The article repeatedly and uncritically leans into the talking points of anti-transgender extremists, parroting their narratives without examining their sources. As a result, advocates of gender-affirming care are finding themselves in a never-ending game of Whack-a-Myth.
“I’m tired of repeatedly refuting the same points,” Eckert said, noting that they have been so busy responding to the false claims that they have gotten little sleep since Monday. “But I have to keep doing it until mainstream media starts platforming trans voices alongside these biased and transphobic editorials.”
Though public trust in media is on the decline, the Times has managed to maintain a reputation as a trustworthy news source, particularly among the sort of well-educated, left-leaning readers who are most likely to support transgender rights.
The credibility of this story is also bolstered by its byline. Lead author Megan Twohey is best known for helping break the Harvey Weinstein sexual assault story. A film about her journalistic accomplishments, She Said, hits theaters this week. Co-author Christina Jewett is an award-winning journalist who focuses on issues including drug safety. Readers can’t be blamed for seeing them as trustworthy.
“The harm done by this article is not that it reveals disagreement about treatment methodologies among a relatively small group of providers and researchers. Disagreement and unbiased, ethical discussion about healthcare is imperative to delivering improved healthcare,” TransActive’s Burleton explained. “The harm done by this article is that it implies that trans-affirming providers and advocates oppose asking questions that will improve trans-affirming healthcare. The article ignores the [denial] that anti-trans zealots – including some care providers/’experts’ – have about the very existence or authenticity of gender expansive identity.”
Whether the author’s missteps are due to malice or ignorance is up for debate. But it is worth noting that neither of the reporters has much experience covering transgender issues. That much is clear from the language they use to describe the experience of being transgender. The authors conflate gender dysphoria and trans identity with “the discomfort of puberty” and cite an interest in wearing dresses as evidence that a child must not have a masculine gender identity. At one point, they go so far as to describe supporters of gender-affirming care as “enthusiasts.”

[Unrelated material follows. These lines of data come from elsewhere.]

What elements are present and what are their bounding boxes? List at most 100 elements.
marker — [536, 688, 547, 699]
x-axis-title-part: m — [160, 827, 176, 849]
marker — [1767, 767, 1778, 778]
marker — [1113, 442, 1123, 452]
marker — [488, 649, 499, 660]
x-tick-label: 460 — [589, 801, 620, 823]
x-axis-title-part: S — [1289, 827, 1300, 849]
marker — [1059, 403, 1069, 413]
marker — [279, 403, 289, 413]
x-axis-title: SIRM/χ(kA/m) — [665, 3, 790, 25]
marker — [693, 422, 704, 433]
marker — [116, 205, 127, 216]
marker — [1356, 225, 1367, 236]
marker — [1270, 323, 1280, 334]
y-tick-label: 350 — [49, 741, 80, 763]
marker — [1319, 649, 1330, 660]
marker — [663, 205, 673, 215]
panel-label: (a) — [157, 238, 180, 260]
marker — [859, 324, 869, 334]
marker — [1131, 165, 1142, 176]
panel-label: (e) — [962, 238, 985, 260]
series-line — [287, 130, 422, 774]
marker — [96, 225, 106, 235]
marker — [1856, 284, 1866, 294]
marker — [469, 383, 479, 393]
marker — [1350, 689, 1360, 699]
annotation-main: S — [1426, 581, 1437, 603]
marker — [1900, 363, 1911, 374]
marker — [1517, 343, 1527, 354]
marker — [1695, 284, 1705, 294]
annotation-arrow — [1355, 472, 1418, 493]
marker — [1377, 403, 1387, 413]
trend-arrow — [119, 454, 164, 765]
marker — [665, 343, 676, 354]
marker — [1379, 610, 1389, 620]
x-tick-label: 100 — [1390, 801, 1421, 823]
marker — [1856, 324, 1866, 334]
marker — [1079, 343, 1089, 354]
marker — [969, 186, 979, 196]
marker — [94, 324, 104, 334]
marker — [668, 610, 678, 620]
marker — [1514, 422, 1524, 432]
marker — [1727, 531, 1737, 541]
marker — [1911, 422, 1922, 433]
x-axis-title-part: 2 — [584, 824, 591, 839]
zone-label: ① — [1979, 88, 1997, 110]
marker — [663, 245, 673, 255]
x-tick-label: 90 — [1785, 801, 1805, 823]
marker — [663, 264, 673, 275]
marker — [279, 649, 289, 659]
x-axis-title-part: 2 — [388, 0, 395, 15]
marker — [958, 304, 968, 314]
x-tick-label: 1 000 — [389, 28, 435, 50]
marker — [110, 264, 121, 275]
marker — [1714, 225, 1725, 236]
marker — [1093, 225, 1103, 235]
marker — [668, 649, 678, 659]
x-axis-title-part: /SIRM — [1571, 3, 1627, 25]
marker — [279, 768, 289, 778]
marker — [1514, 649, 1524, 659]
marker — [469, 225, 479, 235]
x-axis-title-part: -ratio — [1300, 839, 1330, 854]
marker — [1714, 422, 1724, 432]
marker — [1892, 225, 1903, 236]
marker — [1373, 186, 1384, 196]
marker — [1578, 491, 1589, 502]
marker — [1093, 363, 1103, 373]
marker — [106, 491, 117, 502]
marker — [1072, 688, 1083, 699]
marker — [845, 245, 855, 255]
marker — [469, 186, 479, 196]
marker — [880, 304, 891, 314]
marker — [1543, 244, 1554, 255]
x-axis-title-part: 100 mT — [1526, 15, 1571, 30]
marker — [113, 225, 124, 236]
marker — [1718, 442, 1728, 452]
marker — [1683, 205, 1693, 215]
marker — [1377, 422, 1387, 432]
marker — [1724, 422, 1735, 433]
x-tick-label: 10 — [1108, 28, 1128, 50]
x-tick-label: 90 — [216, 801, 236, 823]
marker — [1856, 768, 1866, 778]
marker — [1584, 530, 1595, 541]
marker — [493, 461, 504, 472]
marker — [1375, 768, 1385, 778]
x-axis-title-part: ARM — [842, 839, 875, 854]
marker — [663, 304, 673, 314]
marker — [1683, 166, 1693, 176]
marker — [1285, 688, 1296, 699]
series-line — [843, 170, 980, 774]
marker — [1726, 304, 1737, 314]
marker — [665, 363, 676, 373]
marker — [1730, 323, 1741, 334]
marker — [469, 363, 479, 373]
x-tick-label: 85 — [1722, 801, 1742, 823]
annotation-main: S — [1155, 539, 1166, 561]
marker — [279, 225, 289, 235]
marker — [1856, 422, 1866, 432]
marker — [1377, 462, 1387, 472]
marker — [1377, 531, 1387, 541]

The Times owes transgender people an apology – and some serious soul-searching – after platforming anti-trans extremism under the guise of investigative journalism. While Monday’s front-page story purports to be a thorough analysis of the scientific research, it traffics in a dangerous misrepresentation of the data. It’s not the first problematic piece from the Times, but it is the most high profile. And while other media outlets are guilty of similar missteps, reporters like Twohey and Jewett (and their editors) should be capable of better. And if they aren’t, perhaps the Times should consider assigning these stories to transgender journalists.